ESPN’s Tweets run the gamut from the sublime: “He’s 5’9 and DUNKS over anything” to, yes, the ridiculous: “What would make for the best #OfficeCombine drill? Reply with the hashtag #OfficeCombine. We’ll RT (retweet) our favorites.”

Keeping fans close to the action – with scores, plays, trades, and highlights – is what Twitter does best. NBA team Miami Heat came it at number 4 while the Chicago Bulls showed up at number 9. Both teams post upwards of 15-25 posts per day and load them up with pictures and player videos: “Joakim Noah dunks to record his 1st career triple double http://bit.ly/btvpotw.”

Extra! Extra! Tweet All About It!

In just the past few years, Twitter has stolen the thunder from radio stations and television news broadcasters to become everyone’s primary go-to place for the most current events. Where do you think most people found out about Whitney Houston’s death?  That’s right – Twitter.
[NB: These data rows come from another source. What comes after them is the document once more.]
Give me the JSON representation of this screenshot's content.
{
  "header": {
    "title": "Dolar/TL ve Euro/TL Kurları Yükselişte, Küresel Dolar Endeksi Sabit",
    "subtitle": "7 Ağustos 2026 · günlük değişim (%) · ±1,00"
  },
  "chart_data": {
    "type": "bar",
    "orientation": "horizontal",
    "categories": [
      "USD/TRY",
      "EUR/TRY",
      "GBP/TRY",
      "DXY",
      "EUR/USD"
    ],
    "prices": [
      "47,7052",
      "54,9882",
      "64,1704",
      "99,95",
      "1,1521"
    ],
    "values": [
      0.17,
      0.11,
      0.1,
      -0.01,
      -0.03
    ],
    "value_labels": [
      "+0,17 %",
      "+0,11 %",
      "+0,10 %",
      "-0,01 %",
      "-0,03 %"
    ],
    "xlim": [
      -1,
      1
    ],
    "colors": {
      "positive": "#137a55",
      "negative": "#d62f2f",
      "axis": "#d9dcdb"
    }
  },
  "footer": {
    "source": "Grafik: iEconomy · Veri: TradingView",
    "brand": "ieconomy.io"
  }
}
Three news organizations on the Leaderboard – Breaking News (an aggregate of many different news feed sources), CNN, and BBC Breaking News rank in at numbers 5, 7, and 10 respectively. These sources tend to rely more on the content of the stories themselves to motivate Retweeting, allowing followers to share with their followers, and more often than not, allowing these Tweets to become trending topics.

Lady Gaga, meet Joyce Meyer

But perhaps the most surprising entry in our top ten comes in at number one: Joyce Meyer Ministries is the evangelical preaching and publishing organization of Fenton, Missouri-based preacher Joyce Meyer.

Catering to a largely female following, the posts (about four to six per day) range from cautionary wisdom: “The sooner you learn that feelings are fickle, the better off you’ll be” to motivational exhortation: “If you’re too busy for God then it’s time to change your schedule.” They also include the occasional Bible verse and update on where Joyce will be appearing next.

Given the lack of proprietary content coming through her feed (there’s nothing particularly exclusive about the Psalms), the success of Meyers’ Twitter strategy tells us something about the attraction of social media platforms like Twitter. The real power of this technology is to allow a personality (who would otherwise never be able to engage with one of “the masses”) to speak directly into a person’s daily life.

And that should tell us something about the power of social media platforms like Twitter to erase the distance between “us” and “them.” We’re increasingly comfortable with, and, indeed, increasingly demand a level of personalized interaction. Not just from our preachers, or our celebrities, but from our brands as well. Because the goal of all this technology really is to connect – not just to ideas or entertainment or “content” but to other people – in a meaningful way.

Make the connection – and the Retweets will follow.